Père réel, père imaginaire, père symbolique

Paternité et maternité

Chez les animaux, le statut de paternité n’existe pas ; par contre, le rôle de chef de meute « règne » de façon constante dans de nombreuses espèces animales. De même, dans la plupart des espèces animales, les facultés du maternage accomplissent efficacement la première mission d’élevage, mais elles disparaissent dès qu’elles ne sont plus nécessaires à la croissance. Les fonctions de chef de meute et de mère nourricière sont des exemples de comportements vitaux, apparaissant de façon purement instinctive, et se répétant de manière automatique et immuable au sein des espèces animales.

Chez les êtres humains, au-delà des traces instinctives, les notions de père, de mère, et d’enfant, ont une autre dimension : « ce sont des signifiants » représentant des sujets dans l’inter-signifiance. En tant que signifiants, ils sont gérés par les mécanismes langagiers de l’inconscient.

Comme éléments de l’ordre symbolique, ils peuvent être cités dans la littérature, encensés, oubliés, manipulés (donnant lieu aux grands-parents, beaux-parents, pères spirituels, etc.). De même, les concepts de paternité et de maternité, tels que les connaissent les sujets humains, perdurent constamment pendant toute la vie.

Les parents du sujet humain sont des signifiants

Parents du sujet humain

Références

Séminaire 3 : [page 201] La paternité comme la maternité ont une essence problématique — ce sont des termes qui ne se situent pas purement et simplement au niveau de l’expérience.

Séminaire 20 : [page 34] Les hommes, les femmes et les enfants, ce ne sont que des signifiants.

Les pères du sujet

Au fil des séminaires, Lacan fait souvent mention du père réel, du père imaginaire, et du père symbolique.

Cette distinction entre trois variantes du concept de paternité pour le sujet humain n’est pas un divertissement de vocabulaire.

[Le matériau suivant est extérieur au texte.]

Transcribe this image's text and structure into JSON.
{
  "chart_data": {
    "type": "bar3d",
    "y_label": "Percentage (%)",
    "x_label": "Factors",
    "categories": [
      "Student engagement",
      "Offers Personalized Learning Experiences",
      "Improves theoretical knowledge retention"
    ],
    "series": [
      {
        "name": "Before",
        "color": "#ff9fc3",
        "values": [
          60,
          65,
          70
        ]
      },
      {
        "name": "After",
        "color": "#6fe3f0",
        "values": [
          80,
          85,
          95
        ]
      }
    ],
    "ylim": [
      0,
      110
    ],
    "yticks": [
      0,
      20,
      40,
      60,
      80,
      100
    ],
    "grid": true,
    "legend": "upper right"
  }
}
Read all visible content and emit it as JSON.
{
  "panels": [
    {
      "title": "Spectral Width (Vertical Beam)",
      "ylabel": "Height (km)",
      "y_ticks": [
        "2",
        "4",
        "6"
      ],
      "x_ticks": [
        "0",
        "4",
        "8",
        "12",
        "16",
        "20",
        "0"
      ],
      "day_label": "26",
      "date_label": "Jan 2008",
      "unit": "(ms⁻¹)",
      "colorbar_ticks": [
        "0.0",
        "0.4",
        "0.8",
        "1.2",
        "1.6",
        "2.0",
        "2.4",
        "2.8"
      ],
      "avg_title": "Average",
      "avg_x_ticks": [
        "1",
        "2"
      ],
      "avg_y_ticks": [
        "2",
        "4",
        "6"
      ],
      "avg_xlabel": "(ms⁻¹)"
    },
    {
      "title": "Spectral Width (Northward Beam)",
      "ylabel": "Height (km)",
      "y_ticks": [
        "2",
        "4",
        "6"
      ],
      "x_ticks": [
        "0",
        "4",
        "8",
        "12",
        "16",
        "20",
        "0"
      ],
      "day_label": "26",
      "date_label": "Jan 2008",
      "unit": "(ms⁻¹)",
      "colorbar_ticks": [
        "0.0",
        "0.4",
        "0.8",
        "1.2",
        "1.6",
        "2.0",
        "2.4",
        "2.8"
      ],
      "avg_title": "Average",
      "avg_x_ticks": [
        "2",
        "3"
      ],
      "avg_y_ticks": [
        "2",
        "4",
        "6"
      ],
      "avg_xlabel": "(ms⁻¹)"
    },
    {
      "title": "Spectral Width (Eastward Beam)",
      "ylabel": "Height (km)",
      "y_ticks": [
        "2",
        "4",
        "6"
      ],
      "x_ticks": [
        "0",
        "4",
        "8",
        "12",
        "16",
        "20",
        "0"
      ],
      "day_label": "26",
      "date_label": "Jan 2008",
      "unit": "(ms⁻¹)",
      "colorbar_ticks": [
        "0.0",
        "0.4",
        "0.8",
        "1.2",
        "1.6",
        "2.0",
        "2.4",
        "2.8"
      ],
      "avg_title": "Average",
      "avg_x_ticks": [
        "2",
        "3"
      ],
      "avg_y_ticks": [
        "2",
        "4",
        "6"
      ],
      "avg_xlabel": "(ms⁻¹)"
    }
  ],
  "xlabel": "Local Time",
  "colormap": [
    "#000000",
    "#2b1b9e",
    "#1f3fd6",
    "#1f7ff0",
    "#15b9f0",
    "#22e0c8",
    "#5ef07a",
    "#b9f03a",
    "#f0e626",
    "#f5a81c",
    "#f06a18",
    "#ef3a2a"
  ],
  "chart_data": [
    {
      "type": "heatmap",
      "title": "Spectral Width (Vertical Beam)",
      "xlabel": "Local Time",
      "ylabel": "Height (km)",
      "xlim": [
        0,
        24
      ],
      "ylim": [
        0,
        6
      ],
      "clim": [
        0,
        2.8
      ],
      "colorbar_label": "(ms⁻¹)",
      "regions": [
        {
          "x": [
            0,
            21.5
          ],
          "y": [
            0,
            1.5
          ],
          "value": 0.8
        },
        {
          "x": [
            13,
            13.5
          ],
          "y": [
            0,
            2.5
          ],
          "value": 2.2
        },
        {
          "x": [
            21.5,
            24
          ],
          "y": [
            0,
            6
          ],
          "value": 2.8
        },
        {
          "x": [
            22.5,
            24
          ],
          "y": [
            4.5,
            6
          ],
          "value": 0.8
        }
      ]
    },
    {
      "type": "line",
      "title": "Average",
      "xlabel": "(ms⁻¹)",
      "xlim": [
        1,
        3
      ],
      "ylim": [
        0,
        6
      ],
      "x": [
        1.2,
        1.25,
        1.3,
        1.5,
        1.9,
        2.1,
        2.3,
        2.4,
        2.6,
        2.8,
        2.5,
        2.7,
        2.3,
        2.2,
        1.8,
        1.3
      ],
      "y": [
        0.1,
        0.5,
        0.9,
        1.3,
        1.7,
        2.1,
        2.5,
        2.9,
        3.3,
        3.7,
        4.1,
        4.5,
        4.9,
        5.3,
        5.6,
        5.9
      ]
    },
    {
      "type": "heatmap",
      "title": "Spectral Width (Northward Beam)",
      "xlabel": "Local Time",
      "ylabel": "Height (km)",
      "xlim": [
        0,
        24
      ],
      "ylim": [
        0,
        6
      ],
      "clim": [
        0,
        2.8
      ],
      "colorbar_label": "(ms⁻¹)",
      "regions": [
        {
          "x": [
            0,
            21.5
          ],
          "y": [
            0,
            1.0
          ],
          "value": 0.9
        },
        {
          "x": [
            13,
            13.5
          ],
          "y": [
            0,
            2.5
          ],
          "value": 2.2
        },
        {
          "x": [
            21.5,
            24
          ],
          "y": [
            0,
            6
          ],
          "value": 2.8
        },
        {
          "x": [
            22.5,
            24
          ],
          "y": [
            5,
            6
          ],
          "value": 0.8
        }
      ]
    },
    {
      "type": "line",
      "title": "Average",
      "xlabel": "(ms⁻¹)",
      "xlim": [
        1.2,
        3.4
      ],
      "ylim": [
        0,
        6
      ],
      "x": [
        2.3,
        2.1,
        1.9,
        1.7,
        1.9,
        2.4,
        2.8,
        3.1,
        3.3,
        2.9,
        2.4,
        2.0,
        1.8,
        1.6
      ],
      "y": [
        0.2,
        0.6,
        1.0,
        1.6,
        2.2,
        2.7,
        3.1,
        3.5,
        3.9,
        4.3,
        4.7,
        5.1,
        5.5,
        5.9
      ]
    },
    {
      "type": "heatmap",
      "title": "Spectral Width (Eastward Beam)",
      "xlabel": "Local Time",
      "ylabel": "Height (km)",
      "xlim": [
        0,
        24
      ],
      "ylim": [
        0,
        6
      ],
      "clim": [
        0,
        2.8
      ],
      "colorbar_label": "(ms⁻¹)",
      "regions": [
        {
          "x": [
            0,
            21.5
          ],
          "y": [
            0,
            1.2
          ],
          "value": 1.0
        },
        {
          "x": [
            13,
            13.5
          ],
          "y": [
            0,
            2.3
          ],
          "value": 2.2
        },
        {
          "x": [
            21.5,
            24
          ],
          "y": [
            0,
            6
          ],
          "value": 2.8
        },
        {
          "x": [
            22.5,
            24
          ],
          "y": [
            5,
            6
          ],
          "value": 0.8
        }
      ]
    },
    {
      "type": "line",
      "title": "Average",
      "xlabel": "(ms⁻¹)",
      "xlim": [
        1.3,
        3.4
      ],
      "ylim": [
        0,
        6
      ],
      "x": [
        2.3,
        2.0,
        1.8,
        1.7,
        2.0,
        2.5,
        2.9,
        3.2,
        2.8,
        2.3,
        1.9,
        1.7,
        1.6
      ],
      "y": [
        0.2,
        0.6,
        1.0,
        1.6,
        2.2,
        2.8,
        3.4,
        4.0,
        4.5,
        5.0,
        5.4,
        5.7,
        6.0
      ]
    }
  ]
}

Elle apparaît parfaitement claire et cohérente lorsque l’on se reporte aux définitions des trois catégories du réel, du symbolique, et de l’imaginaire, ainsi que le montrent les interprétations que nous proposons ici.

Père réel

Le père réel désigne ce qui a causé la naissance : il y a eu un père dans le réel, puisque la naissance peut s’observer en tant qu’effet du réel. Biologiquement, c’est le spermatozoïde qui a fécondé l’ovule neuf mois plus tôt. Plus poétiquement, dans les sociétés primitives, les mythes ignorent la physiologie et attribuent magiquement le réel de la procréation à des esprits qui auraient investi le corps de la femme.

Pour le sujet, le père réel est ce qui existe sûrement, mais restera toujours opaque.

Père imaginaire

Le père imaginaire désigne celui qui est perçu comme père, qui en joue le rôle dans la vie quotidienne. Dans la famille, c’est la personne à qui l’on dit « papa ».

Pour le sujet, le père imaginaire est un élément de la perception ordinaire, occupant une place sociale conventionnelle.

Père symbolique

Le père symbolique est un signifiant.

Pour le sujet, le père symbolique désigne un signifiant représentant un père dont on parle, qui peut nous renier ou que l’on peut renier, un père qui connaissait notre signifiant d’enfant avant que l’on naisse et l’utilisait dans des chaînes signifiantes, un père dont on continuera à parler quand il sera mort — le « père mort » en tant que signifiant du père symbolique —, un père qui peut aussi être un père adoptif, un père spirituel, etc.

Le signifiant du père symbolique contient des représentations effectives du père réel (pour être là, il faut bien qu’il y ait eu un « géniteur »), ainsi que du père imaginaire (le concept de « paternité » inhérent à la vie en société), et prend impérativement appui sur elles.

Si l’on se réfère à la définition d’une structure comme un ensemble d’éléments et l’ensemble des relations qui les relient, la relation père-enfant appartient à la structure signifiante du langage. Elle associe des signifiants représentant des sujets : c’est une relation d’inter-signifiance. De même que tout élément de l’ordre symbolique, la relation père-enfant est manipulable dans l’inconscient avec d’autres signifiants et d’autres relations.

Étant donné que les relations humaines sont exclusivement des relations signifiantes, « le père symbolique est le seul vrai père » : on ne peut parler du père que lorsque le père symbolique ex-siste — et ce n’est pas toujours le cas.

Père réel, père imaginaire, père symbolique

Père réel, père imaginaire, père symbolique

Références

Écrits : [page 469] […] ce signifiant que représente la paternité […] dont le lien de la génération n’est qu’une part […] le vrai père, le père symbolique, est le père mort.

Séminaire 8 : [page 69] Le rapport le plus caché, et comme dit Freud le moins naturel, le plus purement symbolique, c’est le rapport du père au fils.